Le résul­tat joue sur l’ambiance, un mélange étrange de claus­tro­pho­bie (dans les com­bi­nai­sons ou les cap­sules) et d’agoraphobie (l’espace, c’est grand), et même la petite quête ini­tia­tique d’une femme un peu per­due qui doit retrou­ver le che­min de la des­cente. La débauche tech­nique est impres­sion­nante, avec une uti­li­sa­tion nou­velle et très réus­sie de la sté­réo­sco­pie (com­ment mieux rendre l’enfermement qu’en vous met­tant une couche de buée au pre­mier plan à chaque res­pi­ra­tion du per­son­nage ?), une re-créa­tion méti­cu­leuse des dif­fé­rents lieux, une pho­to d’une beau­té stu­pé­fiante — et les plans les plus beaux inter­viennent sou­vent aux moments les plus ten­dus, comme si la fas­ci­na­tion fai­sait par­tie du dan­ger — et des plans-séquences uti­li­sés autant pour cal­mer le jeu et pro­po­ser un temps de repos (clas­sique) que… pour accé­lé­rer la perte de repères et faire mon­ter la panique !

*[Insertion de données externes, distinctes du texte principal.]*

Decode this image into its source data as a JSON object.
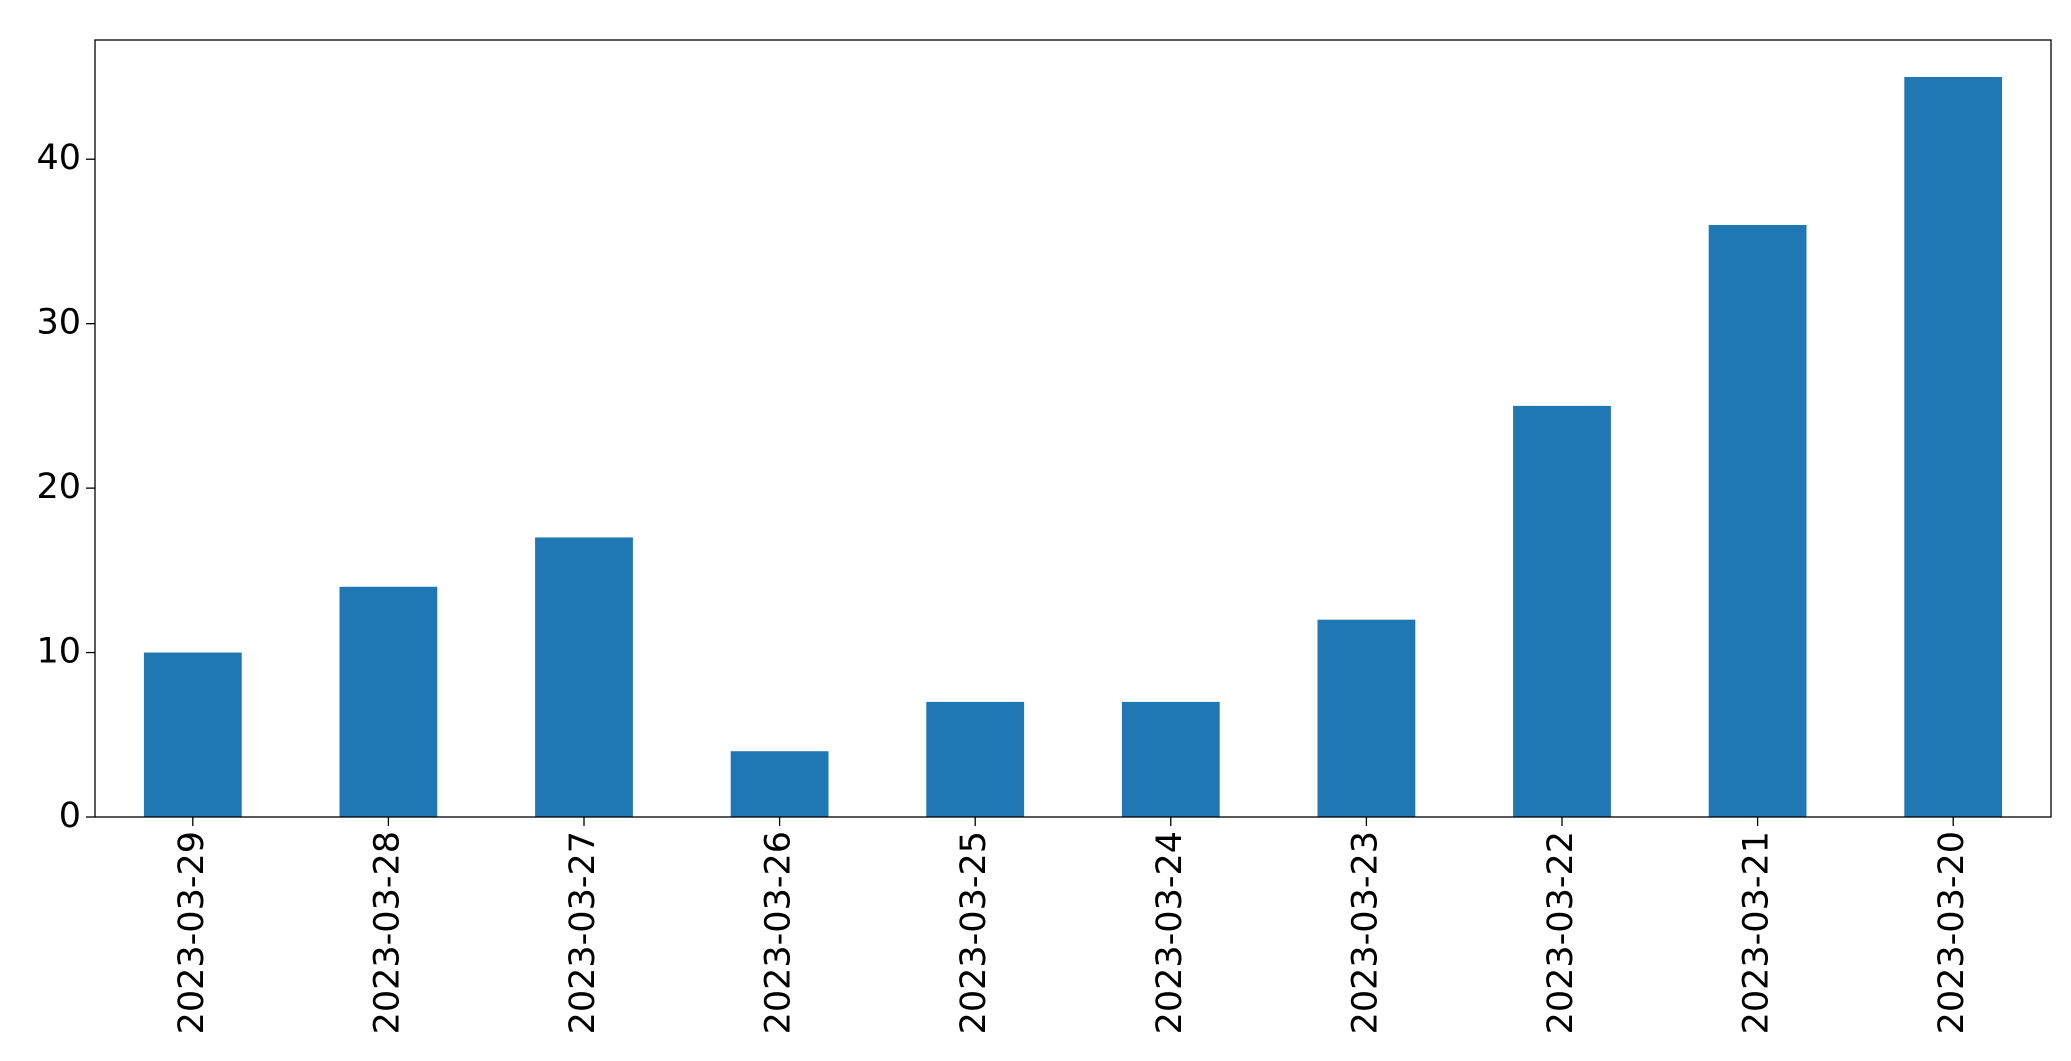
{
  "chart_data": {
    "type": "bar",
    "categories": [
      "2023-03-29",
      "2023-03-28",
      "2023-03-27",
      "2023-03-26",
      "2023-03-25",
      "2023-03-24",
      "2023-03-23",
      "2023-03-22",
      "2023-03-21",
      "2023-03-20"
    ],
    "values": [
      10,
      14,
      17,
      4,
      7,
      7,
      12,
      25,
      36,
      45
    ],
    "color": "#1f77b4",
    "ylim": [
      0,
      47.25
    ],
    "yticks": [
      0,
      10,
      20,
      30,
      40
    ],
    "grid": false
  }
}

Le résul­tat tient de Solaris, de Seul au monde, de 2001 l’odyssée de l’espace et de Survivre, mais avec la maes­tria tech­nique d’Avatar et le mon­tage impla­cable d’Alien, le hui­tième pas­sa­ger. Une réus­site totale, à laquelle je ne repro­che­rai que deux bugs de scé­na­rio : d’une part, en ape­san­teur, quand on est pen­du au bout d’un câble, ça dure le temps que le câble dis­sipe l’énergie ciné­tique ; quand on est « arrê­té», la ten­sion dis­pa­raît et le risque de rup­ture du câble éga­le­ment — à moins qu’il y ait un élé­ment exté­rieur, genre une fusée qui conti­nue à pous­ser, mais en l’occurrence ça n’est pas le cas. D’autre part, j’ai un gros doute sur le fait que la forme d’un module de ren­trée Shenzhou en vrille lui per­mette de se sta­bi­li­ser tout seul en entrant dans les couches supé­rieures de l’atmosphère.

Cela n’ôte rien à cette expé­rience sen­so­rielle et psy­cho­lo­gique que les Cuarón nous ont concoc­tée, qui devrait ren­trer direc­te­ment dans les listes de clas­siques à avoir vus abso­lu­ment.